Zu Anfang der Sendung mussten die Kontrahenten zu ihrer Regierungsfähigkeit Stellung nehmen. Dazu sagte Schröder, dass er um ein neues Mandat für seine Politik bittet, die soziale Sicherungssysteme neu justiere, damit sie auch unseren Kindern noch zur Verfügung stünden. Merkel sagte, sie wolle das Land fit machen für das 21. Jahrhundert. Dabei betonte sie: “Deutschland kann nur ein starker, verlässlicher Partner sein, wenn wir auch ökonomisch stark sind.“
Natürlich warfen die beiden Kandidaten sich gegenseitig viel Schlechtes vor. So hielt Schröder der Union vor, ihr Modell und der von Kirchhof vorgeschlagene Einheitssteuersatz von 25 % seien sozial ungerecht. Millionäre oder Krankenschwestern würden so alle das gleiche zahlen, finanzieren müssten es aber Schichtarbeiter oder Feuerwehrleute durch die von der Union geplante Streichung der Steuerfreiheit von Nacht- und Sonntagszuschlägen. „Das kann doch nicht ernsthaft Vision genannt werden“, sagte Schröder. Zudem würde das Modell zu Milliardenausfällen in den öffentlichen Kassen führen. Darauf hin verteidigte Merkel ihren Steuerexperten Kirchhof und stellte dabei klar, dass nicht dessen Vorschläge, sondern das Programm der CDU / CSU maßgeblich seien. Die CDU plant eine Absenkung des Spitzensteuersatzes auf 39 % und einen Eingangssteuersatz von 12 %. Kirchhof werde dies umsetzen. Merkel wolle ihm aber nicht „das Weiterdenken verbieten“.

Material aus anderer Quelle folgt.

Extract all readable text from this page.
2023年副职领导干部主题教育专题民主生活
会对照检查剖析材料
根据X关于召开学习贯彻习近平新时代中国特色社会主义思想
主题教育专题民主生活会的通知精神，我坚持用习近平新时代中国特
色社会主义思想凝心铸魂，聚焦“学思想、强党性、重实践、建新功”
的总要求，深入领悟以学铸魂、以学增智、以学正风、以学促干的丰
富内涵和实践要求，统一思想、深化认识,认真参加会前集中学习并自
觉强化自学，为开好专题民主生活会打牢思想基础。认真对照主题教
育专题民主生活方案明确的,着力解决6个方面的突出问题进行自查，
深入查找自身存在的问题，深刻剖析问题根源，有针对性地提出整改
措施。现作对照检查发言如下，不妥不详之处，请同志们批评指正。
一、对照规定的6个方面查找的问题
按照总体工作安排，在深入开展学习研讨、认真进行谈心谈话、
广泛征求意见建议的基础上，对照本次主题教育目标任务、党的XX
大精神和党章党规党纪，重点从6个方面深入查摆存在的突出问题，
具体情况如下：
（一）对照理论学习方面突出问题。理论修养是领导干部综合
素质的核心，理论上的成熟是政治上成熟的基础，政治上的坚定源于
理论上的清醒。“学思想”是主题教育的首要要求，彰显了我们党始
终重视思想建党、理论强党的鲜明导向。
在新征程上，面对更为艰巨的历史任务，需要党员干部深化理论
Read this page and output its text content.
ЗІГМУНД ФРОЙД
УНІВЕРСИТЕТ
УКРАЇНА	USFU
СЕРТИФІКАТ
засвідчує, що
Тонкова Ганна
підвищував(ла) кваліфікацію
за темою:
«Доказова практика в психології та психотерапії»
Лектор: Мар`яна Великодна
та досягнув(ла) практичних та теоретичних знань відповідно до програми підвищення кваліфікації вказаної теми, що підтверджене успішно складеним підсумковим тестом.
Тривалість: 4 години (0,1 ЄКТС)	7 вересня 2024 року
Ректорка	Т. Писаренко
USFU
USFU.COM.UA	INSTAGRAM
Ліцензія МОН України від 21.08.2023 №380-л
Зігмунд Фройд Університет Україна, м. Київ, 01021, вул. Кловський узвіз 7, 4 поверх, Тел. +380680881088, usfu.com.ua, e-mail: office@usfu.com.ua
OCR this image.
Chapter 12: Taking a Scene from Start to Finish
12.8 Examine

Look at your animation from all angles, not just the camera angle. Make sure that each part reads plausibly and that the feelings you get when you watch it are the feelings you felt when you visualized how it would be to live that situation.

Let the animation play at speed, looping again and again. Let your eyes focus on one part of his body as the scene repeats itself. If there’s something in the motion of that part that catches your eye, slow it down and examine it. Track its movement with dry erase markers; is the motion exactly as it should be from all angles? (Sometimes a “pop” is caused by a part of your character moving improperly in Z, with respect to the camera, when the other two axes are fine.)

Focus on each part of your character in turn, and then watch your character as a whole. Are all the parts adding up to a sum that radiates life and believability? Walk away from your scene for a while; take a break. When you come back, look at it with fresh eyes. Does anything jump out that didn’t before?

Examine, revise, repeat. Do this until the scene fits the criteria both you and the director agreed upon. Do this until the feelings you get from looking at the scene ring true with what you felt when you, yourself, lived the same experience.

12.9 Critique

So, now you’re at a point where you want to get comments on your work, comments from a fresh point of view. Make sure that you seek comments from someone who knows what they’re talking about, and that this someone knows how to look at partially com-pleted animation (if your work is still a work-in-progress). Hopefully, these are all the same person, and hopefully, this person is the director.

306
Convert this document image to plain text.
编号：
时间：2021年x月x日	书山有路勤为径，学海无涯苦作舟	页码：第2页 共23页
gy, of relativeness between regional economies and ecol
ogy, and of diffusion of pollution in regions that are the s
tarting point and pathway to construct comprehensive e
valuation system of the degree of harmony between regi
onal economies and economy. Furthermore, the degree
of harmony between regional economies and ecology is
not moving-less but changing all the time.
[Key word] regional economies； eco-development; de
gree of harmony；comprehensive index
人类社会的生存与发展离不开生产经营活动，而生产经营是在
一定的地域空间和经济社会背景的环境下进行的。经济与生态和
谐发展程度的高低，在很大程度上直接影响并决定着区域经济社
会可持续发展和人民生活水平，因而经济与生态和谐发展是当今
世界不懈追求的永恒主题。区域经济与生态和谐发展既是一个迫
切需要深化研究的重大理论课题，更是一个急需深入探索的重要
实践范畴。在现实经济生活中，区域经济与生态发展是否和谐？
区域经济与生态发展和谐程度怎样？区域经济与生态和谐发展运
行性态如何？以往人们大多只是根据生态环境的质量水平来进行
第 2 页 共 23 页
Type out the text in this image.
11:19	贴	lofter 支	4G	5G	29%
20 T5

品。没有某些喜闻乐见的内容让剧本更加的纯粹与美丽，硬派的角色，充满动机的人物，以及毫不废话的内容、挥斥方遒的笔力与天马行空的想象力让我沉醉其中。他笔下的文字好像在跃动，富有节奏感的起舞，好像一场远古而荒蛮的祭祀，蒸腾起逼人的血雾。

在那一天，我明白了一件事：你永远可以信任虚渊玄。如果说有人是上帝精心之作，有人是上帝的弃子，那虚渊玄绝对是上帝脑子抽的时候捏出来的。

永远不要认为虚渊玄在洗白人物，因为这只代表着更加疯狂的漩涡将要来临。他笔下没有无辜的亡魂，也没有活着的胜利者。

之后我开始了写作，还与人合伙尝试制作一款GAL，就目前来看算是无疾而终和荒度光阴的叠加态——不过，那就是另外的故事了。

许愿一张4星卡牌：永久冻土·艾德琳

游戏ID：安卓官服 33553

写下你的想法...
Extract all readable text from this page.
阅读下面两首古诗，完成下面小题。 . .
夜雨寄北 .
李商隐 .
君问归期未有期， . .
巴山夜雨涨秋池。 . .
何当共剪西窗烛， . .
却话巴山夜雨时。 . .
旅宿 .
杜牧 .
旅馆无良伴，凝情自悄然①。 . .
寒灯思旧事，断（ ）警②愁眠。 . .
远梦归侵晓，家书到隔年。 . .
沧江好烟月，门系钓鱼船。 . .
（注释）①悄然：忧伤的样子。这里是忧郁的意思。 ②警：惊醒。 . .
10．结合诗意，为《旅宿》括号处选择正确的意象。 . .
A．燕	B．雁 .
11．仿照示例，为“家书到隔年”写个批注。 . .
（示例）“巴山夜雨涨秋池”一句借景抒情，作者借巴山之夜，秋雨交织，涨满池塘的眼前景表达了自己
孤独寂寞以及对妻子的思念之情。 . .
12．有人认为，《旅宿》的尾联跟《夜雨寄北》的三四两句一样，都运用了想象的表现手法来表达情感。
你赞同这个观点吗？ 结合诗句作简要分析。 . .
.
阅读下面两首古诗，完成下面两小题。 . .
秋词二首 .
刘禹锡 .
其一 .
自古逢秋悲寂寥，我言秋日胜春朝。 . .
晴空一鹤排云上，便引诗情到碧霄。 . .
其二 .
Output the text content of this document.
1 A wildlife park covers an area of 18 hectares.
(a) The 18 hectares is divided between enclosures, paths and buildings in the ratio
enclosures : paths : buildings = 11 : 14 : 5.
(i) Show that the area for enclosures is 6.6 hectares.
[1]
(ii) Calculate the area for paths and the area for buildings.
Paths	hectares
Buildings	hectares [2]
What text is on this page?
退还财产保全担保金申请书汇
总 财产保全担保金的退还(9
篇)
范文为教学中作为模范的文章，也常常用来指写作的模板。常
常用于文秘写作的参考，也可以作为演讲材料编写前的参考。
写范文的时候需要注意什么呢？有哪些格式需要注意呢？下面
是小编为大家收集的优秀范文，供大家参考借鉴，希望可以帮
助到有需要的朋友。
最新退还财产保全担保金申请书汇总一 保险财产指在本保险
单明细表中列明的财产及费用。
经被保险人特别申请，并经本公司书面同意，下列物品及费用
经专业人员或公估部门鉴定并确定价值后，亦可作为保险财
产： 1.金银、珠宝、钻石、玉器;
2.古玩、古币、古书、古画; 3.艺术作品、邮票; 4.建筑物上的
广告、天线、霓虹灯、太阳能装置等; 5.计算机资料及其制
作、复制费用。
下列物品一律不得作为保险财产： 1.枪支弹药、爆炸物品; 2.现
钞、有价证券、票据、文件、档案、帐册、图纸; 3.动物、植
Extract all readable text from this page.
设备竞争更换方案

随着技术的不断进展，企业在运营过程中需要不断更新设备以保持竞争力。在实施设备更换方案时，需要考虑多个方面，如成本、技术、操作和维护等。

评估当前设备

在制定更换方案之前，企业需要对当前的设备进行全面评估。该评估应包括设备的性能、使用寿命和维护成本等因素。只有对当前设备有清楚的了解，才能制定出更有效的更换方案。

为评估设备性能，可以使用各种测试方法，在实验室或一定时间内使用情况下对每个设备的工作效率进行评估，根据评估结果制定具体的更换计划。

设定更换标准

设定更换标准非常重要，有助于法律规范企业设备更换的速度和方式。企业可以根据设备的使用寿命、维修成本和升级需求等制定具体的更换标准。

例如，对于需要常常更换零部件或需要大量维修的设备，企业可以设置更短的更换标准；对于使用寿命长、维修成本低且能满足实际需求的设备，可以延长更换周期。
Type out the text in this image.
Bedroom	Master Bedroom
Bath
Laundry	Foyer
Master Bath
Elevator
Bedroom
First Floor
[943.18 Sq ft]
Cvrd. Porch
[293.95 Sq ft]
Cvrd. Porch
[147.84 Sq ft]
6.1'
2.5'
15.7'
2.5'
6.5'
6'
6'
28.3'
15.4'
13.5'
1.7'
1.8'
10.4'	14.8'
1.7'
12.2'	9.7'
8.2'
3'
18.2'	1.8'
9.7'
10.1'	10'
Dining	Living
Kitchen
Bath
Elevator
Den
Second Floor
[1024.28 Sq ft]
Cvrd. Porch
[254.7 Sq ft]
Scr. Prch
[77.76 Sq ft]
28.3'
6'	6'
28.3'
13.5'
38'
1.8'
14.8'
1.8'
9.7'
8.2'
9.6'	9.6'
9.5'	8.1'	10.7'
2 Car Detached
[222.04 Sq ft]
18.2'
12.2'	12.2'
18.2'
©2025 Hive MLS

Anschließend wurden die hohen Benzinpreise angesprochen. Hier versprach Merkel, eine unionsgeführte Regierung wolle die Ökosteuer um den Anteil kürzen, der nicht in die Rentenkasse einfließe. Dies mache 3 Cent pro Liter aus. Schröder äußerte Zweifel an dieser Rechnung und verwies darauf, dass die von der Union geplante Mehrwertsteuererhöhung zu einem Anstieg des Benzinpreises um bis zu 2,2 Cent pro Liter führen werde.
Zum Thema Gentechnik sagte Merkel, sie wolle „bürokratische Hemmnisse“ beseitigen. Schröder warb für eine Wahlfreiheit zwischen gentechnisch veränderten Lebensmitteln und Bio-Produkten.
Zum Schluss konnten die beiden Kontrahenten noch jeweils ein Schlusswort sprechen. Dabei stellte sich jedoch heraus, dass Merkels Schlusswort von Ex-US-Präsident Ronald Reagen abgekupfert war.
Insgesamt hat Bundeskanzler Schröder das Duell laut Umfrageergebnissen von Forsa etc., gewonnen. Er wirkte für die Mehrheit der Zuschauer unter anderem sympathischer und glaubwürdiger als seine Herausforderin Angela Merkel.
Rund 20 Mio. Zuschauer verfolgten die Sendung am Sonntag.
Das Duell wurde von der deutschen Welle sogar nach Peking, Buenos Aires oder Riad - im Rundfunk live und im TV zeitversetzt - übertragen.
Für viele der TV-Zuschauer war das Duell ein entscheidender Schritt zur Entscheidung, bei welcher Partei sie am 18. September im Wahllokal ihr Kreuzchen machen.